Şimdi bu yeni yetmenin karşısında aptal duruma düşmek, hiç hoşuma gitmedi doğrusu.
“Yapmayın, öyle mahzun durmayın bakayım, ilaçlarınızı getirdim.” Bunca işin arasında bir de bu kız çıktı.
“Ben akşama yemek yapacağım, çok meşgulüm.” Bir an önce göndermeli, oturup kalmasın.
“Bugün yemeğinizi odanızda değil arkadaşlarınızla beraber yemekhanede yeseniz, onları görmek, size de onlara da iyi gelecek.” “Çocuklarım gelecek dedim, ben onlarla yiyeceğim.”
Omzuma dokundu, elleri sıcacıktı.
“Onlar gelince biz size haber veririz.”
“Geçen bayramda da öyle söylediniz, gelip gittiler, haber vermediniz. Beni atlatmaya çalışıyorsunuz.”
“Hiç olur mu öyle şey, gelirlerse mutlaka haberiniz olur, merak etmeyin.”
Bayram deyince boğazıma kocaman bir yumruk oturdu.
“Fehmi de yemekhanede mi?”
“Fehmi Bey…” Bir şeyler söyleyecekti vazgeçti, sustu elindeki bardağı uzattı. “Alın suyunuzu bakalım, ha şöyle…”
“Çok acı bunlar, içimi fena yapıyor, midemi ağrıtıyor.”
“Şikâyet etmek yok, bunları almanız gerekiyor biliyorsunuz. Ben yarım saat sonra tansiyonunuzu ölçmek için geleceğim. Siz de biraz dinlenin.”

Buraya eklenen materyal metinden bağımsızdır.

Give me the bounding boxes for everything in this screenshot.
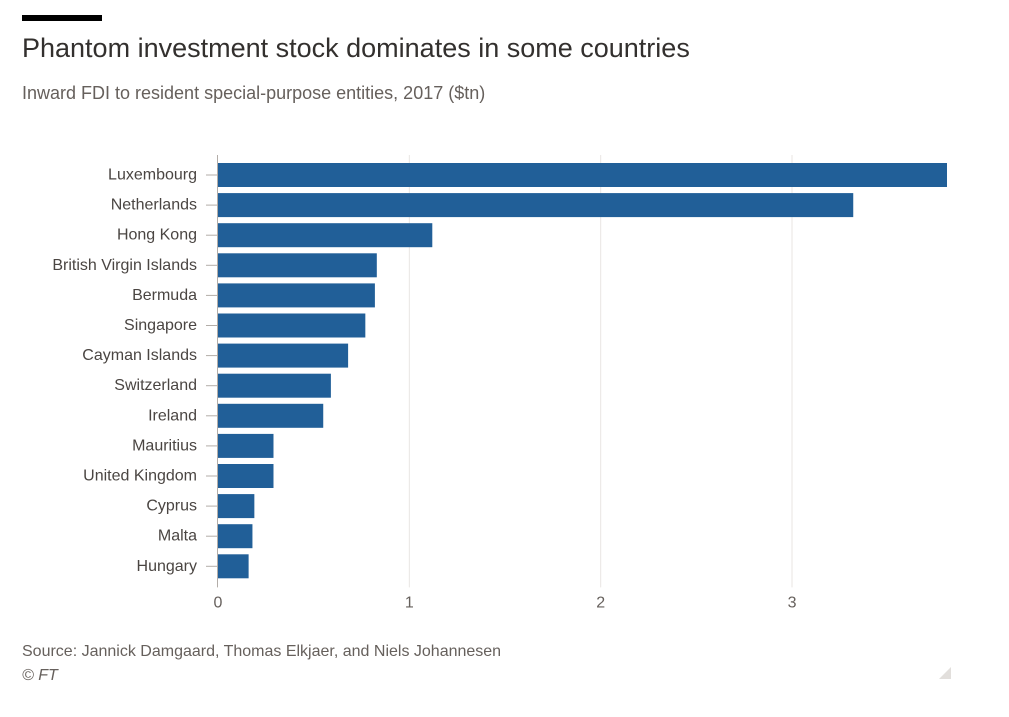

Kapıyı kapattı, gitti. Bunca işim arasında bir de bu beyazlar içinde kızlarla uğraşıyorum. Biri geliyor, öbürü gidiyor. Güler yüzlü fena değiller ama fazla karışıyorlar bana. İlaçlar da zehir gibi, üstelik uyutuyor beni. Fehmi’ye kızlardan bahsetsem, bir de hayal görmeye başladın deyip bu sefer beni hiç dinlemez, tutar kolumdan doktora götürür vallahi. Sahi Fehmi bugün ortalarda hiç görünmedi nedense. Bütün gün gazetesinden başını kaldırmıyor ki, insan bir işin ucundan tutar değil mi? Çocuklar neredeyse gelirler, kalkayım masayı hazırlayayım, pilavı ocağa koyayım bari, ancak demlenir.